Members of the Perkel lab and their collaborators recently published an article in the Proceedings of the National Academy of Sciences (PNAS) on the variablilty of songbird neural activity. Trial-and-error learning requires variation in successive trials, but the source of such variability is unknown. They describe a unique striatal glutamatergic neuron in the zebra finch. This neuron exerts a potent, dopamine-regulated action on pallidal output neurons that modifies neuronal firing statistics in the circuit known to contribute to vocal variability. A simple model reveals how this microcircuit could be influenced by social context and striatal dopamine to switch between firing patterns that modify song variability essential for vocal learning.
ABSTRACT
Learning and maintenance of skilled movements require exploration of motor space and selection of appropriate actions. Vocal learning and social context-dependent plasticity in songbirds depend on a basal ganglia circuit, which actively generates vocal variability.
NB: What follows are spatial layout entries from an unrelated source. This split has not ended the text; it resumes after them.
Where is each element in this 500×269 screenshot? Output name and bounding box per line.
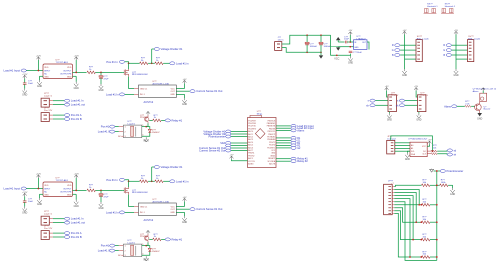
svg-text:Heatsink 1: Heatsink 1 (427, 5, 438, 8)
ground arrow down mid (337, 46, 339, 49)
tag G1 (mcu) (291, 139, 296, 142)
tag Potentiometer (mcu) (226, 135, 231, 138)
tag Pos #1 A (65, 114, 70, 117)
junction output node (100, 72, 102, 74)
tag Current Sense #1 Out (190, 90, 195, 93)
resistor R pullup 1 (431, 150, 437, 152)
capacitor C 10nF (23, 83, 27, 84)
capacitor C 47uF (100, 72, 102, 75)
svg-text:Current Sense #1 Out: Current Sense #1 Out (196, 89, 222, 93)
svg-text:POWER: POWER (140, 117, 149, 119)
svg-text:GND: GND (22, 95, 27, 97)
svg-text:PB7/X2: PB7/X2 (248, 155, 254, 157)
svg-text:ADC0: ADC0 (248, 130, 253, 133)
left pin names (248, 120, 256, 165)
svg-text:GND: GND (402, 75, 407, 77)
svg-text:VDD: VDD (44, 67, 49, 69)
svg-text:MCU: MCU (144, 140, 150, 142)
tag R2 (mcu) (291, 144, 296, 147)
svg-text:VCC: VCC (171, 88, 176, 90)
ground under SV1 (402, 69, 406, 74)
tag disp A (370, 99, 375, 102)
+5V to mcu (230, 156, 234, 159)
regulator U 7805 (354, 40, 368, 50)
svg-text:GND: GND (182, 104, 187, 106)
wire bottom rail (282, 48, 321, 53)
tag Load #1 In (header) (65, 99, 70, 102)
+12V supply at regulator VDD (74, 57, 78, 60)
wire transistor emitter to relay pin5 (142, 123, 148, 126)
svg-text:10uF: 10uF (344, 39, 350, 41)
svg-text:Pos #1 A: Pos #1 A (71, 113, 82, 117)
svg-text:+5V: +5V (348, 30, 352, 32)
svg-text:PD1/TXD: PD1/TXD (248, 126, 256, 128)
wire source down to sensor (129, 77, 134, 89)
svg-text:Pos #1 B: Pos #1 B (71, 117, 82, 121)
connector J1 12V In (275, 42, 282, 51)
sensor GND wire (176, 93, 184, 95)
svg-text:GND: GND (271, 153, 276, 155)
resistor Rdiv1 (140, 62, 148, 65)
svg-text:TC2117-ADJ: TC2117-ADJ (56, 61, 68, 64)
wire top rail (282, 35, 331, 44)
resistor R adj (87, 71, 95, 74)
tag SCL out (447, 149, 452, 152)
resistor R base alarm (465, 105, 471, 107)
svg-text:GND: GND (387, 119, 392, 121)
adc U ADC0832 (410, 142, 427, 156)
svg-text:ADC3: ADC3 (248, 138, 253, 141)
svg-text:ADC6: ADC6 (248, 146, 253, 149)
svg-text:AGND: AGND (248, 163, 254, 166)
svg-text:SCL: SCL (411, 151, 415, 153)
bus junction nodes (436, 184, 438, 186)
svg-text:Mega: Mega (257, 113, 263, 115)
+5V above buzzer (481, 88, 485, 91)
svg-text:OUTPUT: OUTPUT (63, 70, 72, 72)
svg-text:PD4/T0: PD4/T0 (269, 145, 275, 147)
svg-text:+5V: +5V (230, 155, 234, 157)
svg-text:RGL_Lead1: RGL_Lead1 (417, 38, 430, 40)
wires to display header (375, 101, 388, 106)
wires adc to pullups (427, 151, 431, 154)
output wire (73, 71, 87, 73)
+12V decoupling branch (23, 75, 27, 78)
svg-text:A1: A1 (411, 147, 413, 150)
svg-text:VDD: VDD (67, 67, 72, 69)
tag SCL (mcu) (226, 144, 231, 147)
header SV1 (416, 40, 422, 62)
diode D 1N4007 (142, 127, 150, 137)
tag B lead (395, 54, 400, 57)
keypad pin stubs (392, 186, 394, 213)
+5V above SV1 (403, 31, 407, 34)
svg-text:VCC: VCC (422, 146, 427, 148)
svg-text:ADC2: ADC2 (248, 136, 253, 139)
svg-text:PB0/ICP: PB0/ICP (268, 134, 276, 136)
svg-text:Potentiometer: Potentiometer (208, 135, 225, 139)
sensor VCC wire to +5V (176, 88, 184, 90)
svg-text:Pos #1 In: Pos #1 In (106, 60, 118, 64)
ladder bus (436, 185, 438, 260)
ground under display (388, 112, 390, 114)
wire to base resistor (457, 105, 465, 107)
voltage divider wire (129, 62, 140, 64)
ground arrow top (431, 168, 433, 171)
ground under cap (23, 89, 27, 94)
regulator U1 TC2117 (43, 64, 73, 79)
+5V at adc VCC (427, 144, 429, 146)
capacitor C bulk 2 (320, 35, 322, 42)
wire gate (123, 71, 125, 73)
sensor OUT wire (176, 90, 189, 92)
header JP2 (41, 113, 49, 122)
resistor R base (149, 119, 153, 121)
svg-text:GND: GND (450, 194, 455, 196)
wire tag to IC input (27, 70, 44, 72)
svg-text:Load #1 in: Load #1 in (176, 61, 189, 65)
transistor Q relay driver (145, 115, 149, 124)
node wire right group (276, 126, 291, 161)
svg-text:Load #1 In: Load #1 In (106, 92, 119, 96)
svg-text:PD6/AIN0: PD6/AIN0 (267, 138, 275, 141)
current sensor U ACS712 (139, 85, 177, 98)
buzzer element (480, 93, 487, 101)
svg-text:ADC4: ADC4 (248, 141, 253, 144)
svg-text:Load #1 Input: Load #1 Input (4, 69, 21, 73)
wires JP2 to tags (49, 114, 53, 116)
transistor Q1 MOSFET (124, 69, 128, 77)
svg-text:GND: GND (348, 62, 353, 64)
svg-text:Load#1: Load#1 (128, 123, 136, 125)
svg-text:ADC1: ADC1 (248, 133, 253, 136)
svg-text:Relay #1: Relay #1 (172, 118, 183, 122)
tag Potentiometer (ladder) (440, 170, 445, 173)
wires tags to header (400, 45, 416, 59)
svg-text:GND L1: GND L1 (140, 88, 148, 90)
svg-text:GND: GND (44, 76, 49, 78)
top loop wire (391, 136, 433, 151)
header display (388, 95, 396, 112)
svg-text:Buzzer: Buzzer (484, 108, 491, 111)
tag R lead (395, 44, 400, 47)
svg-text:GND: GND (37, 86, 42, 88)
svg-text:Current Sense #2 Out: Current Sense #2 Out (199, 149, 225, 153)
pin stub sensor pin1 (134, 88, 139, 90)
svg-text:10k: 10k (433, 147, 436, 149)
svg-text:LCD part: LCD part (387, 137, 396, 140)
tag Relay #2 (mcu) (291, 160, 296, 163)
ground under C 47uF (99, 84, 103, 89)
svg-text:ACS712ELC-20A: ACS712ELC-20A (153, 82, 170, 85)
svg-text:+5V: +5V (385, 86, 389, 88)
svg-text:PD3/INT1: PD3/INT1 (267, 147, 275, 149)
tag SDA (mcu) (226, 142, 231, 145)
ground under alarm transistor (477, 113, 482, 116)
svg-text:12v In: 12v In (278, 40, 285, 42)
svg-text:SCL/SDA: SCL/SDA (267, 160, 275, 163)
svg-text:+12V: +12V (36, 55, 42, 57)
header JP LCD (387, 140, 395, 154)
svg-text:RFD16N05LSM: RFD16N05LSM (132, 74, 148, 76)
tag Pos #1 B (65, 118, 70, 121)
+5V above regulator (349, 35, 351, 42)
right pin names (267, 120, 276, 165)
svg-text:PB5/SCK: PB5/SCK (268, 120, 276, 122)
svg-text:Load #1 out: Load #1 out (71, 103, 85, 107)
tag Voltage Divider #1 (mcu) (226, 130, 231, 133)
svg-text:+5V: +5V (403, 30, 407, 32)
svg-text:PD2/INT0: PD2/INT0 (248, 128, 256, 130)
svg-text:PD7/AIN1: PD7/AIN1 (267, 136, 275, 139)
bus top wire (436, 171, 438, 185)
keypad fan wires (394, 185, 437, 260)
resistor R pulldown 100k (437, 184, 440, 186)
svg-text:PB6/X1: PB6/X1 (248, 153, 254, 155)
wire regulator gnd pin (331, 46, 338, 48)
resistor ladder R2 (422, 204, 430, 207)
tag SDA out (447, 153, 452, 156)
relay K1 (123, 125, 141, 138)
resistor ladder R5 (422, 256, 430, 259)
svg-text:+5V: +5V (183, 79, 187, 81)
svg-text:PD0/RXD: PD0/RXD (248, 123, 256, 125)
svg-text:L7805CV: L7805CV (357, 38, 367, 40)
svg-text:PC6/RST: PC6/RST (248, 120, 256, 122)
svg-text:Pos 12V: Pos 12V (44, 110, 53, 112)
ground bottom rail (320, 52, 322, 55)
tag Voltage Divider #1 (154, 48, 159, 51)
svg-text:47uF: 47uF (104, 79, 110, 81)
+5V above display (385, 87, 389, 90)
wires header to adc (395, 143, 410, 151)
tag Load #1 Input (mcu) (291, 124, 296, 127)
svg-text:SDA: SDA (220, 142, 225, 145)
ground under regulator right (73, 75, 77, 77)
svg-text:A0: A0 (411, 144, 413, 147)
tag Relay #1 (mcu) (291, 157, 296, 160)
svg-text:10nF: 10nF (28, 83, 34, 85)
+12V supply at IC input (37, 57, 41, 60)
svg-text:R: R (392, 44, 394, 47)
svg-text:Alarm: Alarm (473, 90, 479, 93)
wire divider to tag (151, 49, 153, 63)
op: body (248, 118, 277, 168)
tag Relay #1 (165, 119, 170, 122)
svg-text:G: G (392, 49, 394, 52)
svg-text:Display: Display (391, 95, 399, 97)
svg-text:PB4/MISO: PB4/MISO (267, 123, 276, 125)
pin stub NC (121, 135, 123, 137)
svg-text:Load #1: Load #1 (44, 96, 53, 98)
svg-text:Voltage Divider #1: Voltage Divider #1 (161, 47, 183, 51)
svg-text:Load #1 In: Load #1 In (71, 99, 84, 103)
wire to pot tag (434, 170, 440, 172)
svg-text:GND: GND (405, 159, 410, 161)
svg-text:ACS712: ACS712 (144, 100, 154, 104)
junction node input/+12V (38, 70, 40, 72)
svg-text:10uF: 10uF (357, 52, 363, 54)
svg-text:GND: GND (67, 76, 72, 78)
svg-text:VCC/5V: VCC/5V (248, 161, 255, 163)
node rail junctions (306, 34, 308, 36)
wires JP1 to tags (49, 100, 53, 102)
svg-text:OUTPUT/FB: OUTPUT/FB (60, 73, 72, 75)
svg-text:+12V: +12V (22, 74, 28, 76)
svg-text:PB3/MOSI: PB3/MOSI (267, 126, 276, 128)
ground under regulator left (40, 75, 44, 77)
resistor ladder R1 (422, 184, 430, 187)
wire regulator output (367, 42, 369, 50)
svg-text:PB2/SS: PB2/SS (269, 128, 276, 130)
wire drain to Pos tag (125, 62, 129, 69)
tag disp B (370, 104, 375, 107)
junction divider mid (151, 62, 153, 64)
svg-text:+12V: +12V (74, 55, 80, 57)
wire buzzer to 5V (482, 91, 484, 94)
supply arrow up pair (336, 37, 341, 40)
wires tags to relay (115, 126, 119, 128)
tag Load #1 out (header) (65, 103, 70, 106)
tag Voltage Divider #2 (mcu) (226, 133, 231, 136)
tag Current Sense #2 Out (mcu) (226, 149, 231, 152)
tag Load #1 in (170, 62, 175, 65)
tag R1 (mcu) (291, 136, 296, 139)
svg-text:GND: GND (477, 119, 482, 121)
resistor Rdiv2 (155, 62, 163, 65)
svg-text:1000uF: 1000uF (310, 46, 318, 48)
svg-text:ADC5: ADC5 (248, 144, 253, 147)
tag B1 (mcu) (291, 141, 296, 144)
svg-text:ADC7B: ADC7B (269, 163, 276, 166)
node drain/divider junction (128, 62, 130, 64)
tag G2 (mcu) (291, 146, 296, 149)
ground after 100k (452, 185, 454, 188)
ground under regulator (348, 56, 352, 61)
resistor ladder R3 (422, 221, 430, 224)
header JP keypad (384, 184, 393, 214)
resistor ladder R4 (422, 238, 430, 241)
svg-text:VCC: VCC (334, 57, 339, 60)
capacitor C series in (345, 41, 347, 44)
capacitor C out (350, 54, 352, 56)
svg-text:AVCC: AVCC (248, 157, 254, 160)
tag Alarm (mcu) (291, 129, 296, 132)
capacitor C bulk 1 (306, 35, 308, 42)
svg-text:Relay #2: Relay #2 (297, 159, 308, 163)
svg-text:Potentiometer: Potentiometer (447, 169, 464, 173)
node wire left group A (231, 132, 248, 151)
svg-text:PD5/T1: PD5/T1 (269, 142, 275, 144)
tag Load #2 Input (mcu) (291, 127, 296, 130)
wire to VCC node (331, 35, 351, 55)
svg-text:Alarm: Alarm (444, 104, 452, 108)
svg-text:GND: GND (170, 94, 175, 96)
svg-text:GND2: GND2 (270, 155, 275, 157)
svg-text:PB1/OC1: PB1/OC1 (268, 131, 276, 133)
node staircase junctions (418, 204, 420, 206)
tag Current Sense #1 Out (mcu) (226, 147, 231, 150)
svg-text:Alarm: Alarm (297, 128, 305, 132)
tag G lead (395, 49, 400, 52)
transistor Q alarm (475, 101, 482, 113)
svg-text:ADC7: ADC7 (248, 149, 253, 152)
svg-text:+5V: +5V (428, 140, 432, 142)
wires pullups to tags (437, 150, 447, 154)
diamond mark (255, 129, 265, 139)
wire regulator input (338, 41, 344, 43)
label MCU below relay (144, 137, 148, 142)
ground at adc (407, 151, 410, 153)
svg-text:1N4007: 1N4007 (152, 132, 160, 134)
resistor R pullup 2 (431, 153, 437, 155)
wire vertical supply (404, 34, 406, 69)
svg-text:GND: GND (98, 90, 103, 92)
header JP1 (41, 98, 49, 107)
svg-text:RESET2: RESET2 (268, 158, 275, 160)
svg-text:INPUT: INPUT (44, 70, 51, 72)
VCC arrow above transistor (146, 111, 150, 114)
svg-text:GND: GND (354, 47, 359, 49)
svg-text:U?? ADC0832CCN-T: U?? ADC0832CCN-T (408, 138, 428, 141)
svg-text:GND: GND (74, 88, 79, 90)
Dopamine in the basal ganglia reduces trial-to-trial neural variability when the bird engages in courtship song. Here, we present evidence for a unique, tonically active, excitatory interneuron in the songbird basal ganglia that makes strong synaptic connections onto output pallidal neurons, often linked in time with inhibitory events. Dopamine receptor activity modulates the coupling of these excitatory and inhibitory events in vitro, which results in a dynamic change in the synchrony of a modeled population of basal ganglia output neurons receiving excitatory and inhibitory inputs. The excitatory interneuron thus serves as one biophysical mechanism for the introduction or modulation of neural variability in this circuit.